Comment by dehrmann

2 months ago

Not trolling, but I'd bet something that's augmented with generative AI. Not to the level of describing scenes with words, but context-aware interpolation.

17 comments

dehrmann

mort96 2 months ago

I don't want my video decoder inventing details which aren't there. I much rather want obvious compression artifacts than a codec where the "compression artifacts" look like perfectly realistic, high-quality hallucinated details.

doopp 2 months ago

A codec that uses AI isn't necessarily going to be using it to synthesize content. It could use it for things like improving rate-distortion optimizations and early-skip heuristics.
Modern video codecs are complex beasts. It's not as simple as "take a macroblock and find some motion vectors that minimize residual below a certain threshold, else code as intra-block". They have hundreds of mutually-exclusive techniques to compress a certain area of the frame. Determining which technique will require the smallest residual is done with fast early-skip heuristics that often make the wrong decision.
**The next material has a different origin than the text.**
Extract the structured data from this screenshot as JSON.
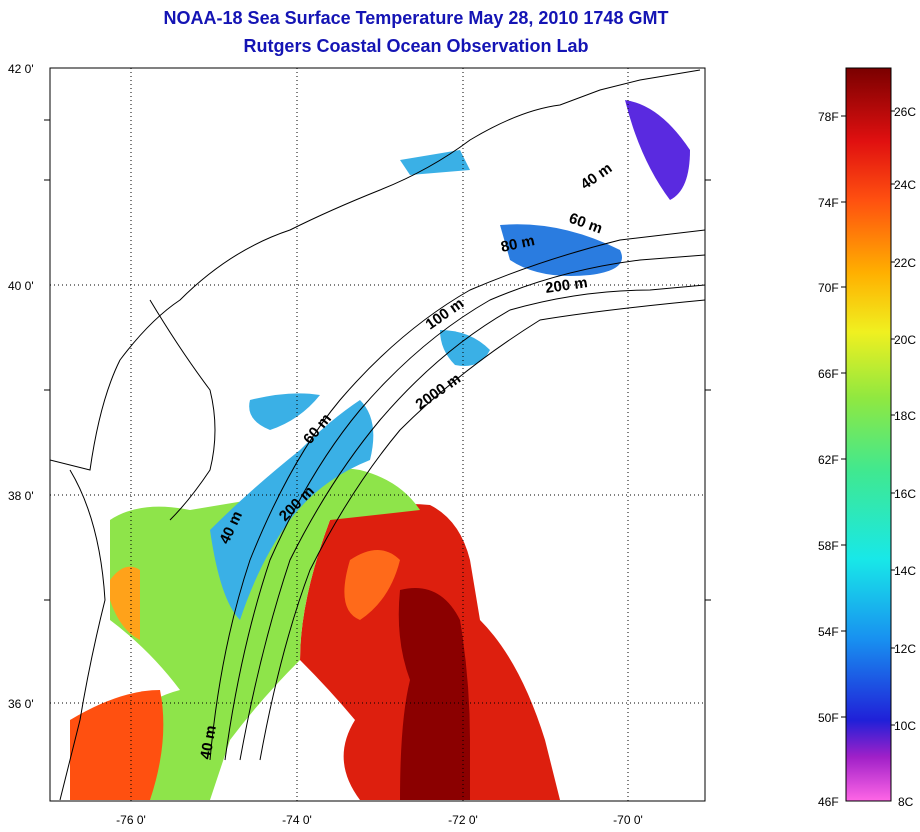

The official manual for x265, the H.265/HEVC encoder (https://x265.readthedocs.io/en/master/cli.html), has literally hundreds of options, almost all about tuning these myriad of heuristics for your particular input.
AI can be used to enhance things like early-skip heuristics. "This block looks like it'll benefit from a really-detailed motion search in this particular area" or "we'll save bits if we bypass the DCT step and quantize the block directly" or "this frame should definitely be a B-frame". Encoders already use heuristics to do this (brute forcing all possible decisions to find which is optimal is too slow), but they don't always make the best decision. An AI could be used to improve that.
Now when I say AI, I'm not talking about massive, multi-billion weight monstrosities that synthesize nonsense, but extremely simple neural networks with a few thousand weights. The popular Opus codec uses a simple NN to estimate whether or not a frame of audio is speech or music, and uses that determination to decide whether to use their speech-optimized algorithm (SILK) or their music-optimized algorithm (CELT) to encode that particular frame. It's a short read but a very good one: https://jmvalin.ca/opus/opus-1.3/
This could be extended to video encoders without being used for interpolation where they would be liable to synthesize things that aren't there, DLSS-style.
cubefox 2 months ago
In case of many textures (grass, sand, hair, skin etc) it makes little difference whether the high frequency details are reproduced exactly or hallucinated. E.g. it doesn't matter whether the 1262nd blade of grass from the left side is bending to the left or to the right.
- mort96 2 months ago
  
  And in the case of many others, it makes a very significant difference. And a codec doesn't have enough information to know.
  Imagine a criminal investigation. A witness happened to take a video as the perpetrator did the crime. In the video, you can clearly see a recognizable detail on the perpetrator's body in high quality; a birthmark perhaps. This rules out the main suspect -- but can we trust that the birthmark actually exists and isn't hallucinated? Would a non-AI codec have just showed a clearly compression-artifact-looking blob of pixels which can't be determined one way or the other? Or would a non-AI codec have contained actual image data of the birth mark in sufficient detail?
  Using AI to introduce realistic-looking details where there was none before (which is what your proposed AI codec inherently does) should never happen automatically.
  
  9 replies →

km3r 2 months ago

https://blogs.nvidia.com/blog/rtx-video-super-resolution/

We already have some of the stepping stones for this. But honestly much better for upscaling poor quality streams vs just gives things a weird feeling when it is a better quality stream.

cubefox 2 months ago

Neural codecs are indeed the future of audio and video compression. A lot of people / organizations are working on them and they are close to being practical. E.g. https://arxiv.org/abs/2502.20762

afiori 2 months ago

AI embeddings can be seen as a very advanced form of lossy compression

randall 2 months ago

for sure. macroblock hinting seems like a good place for research.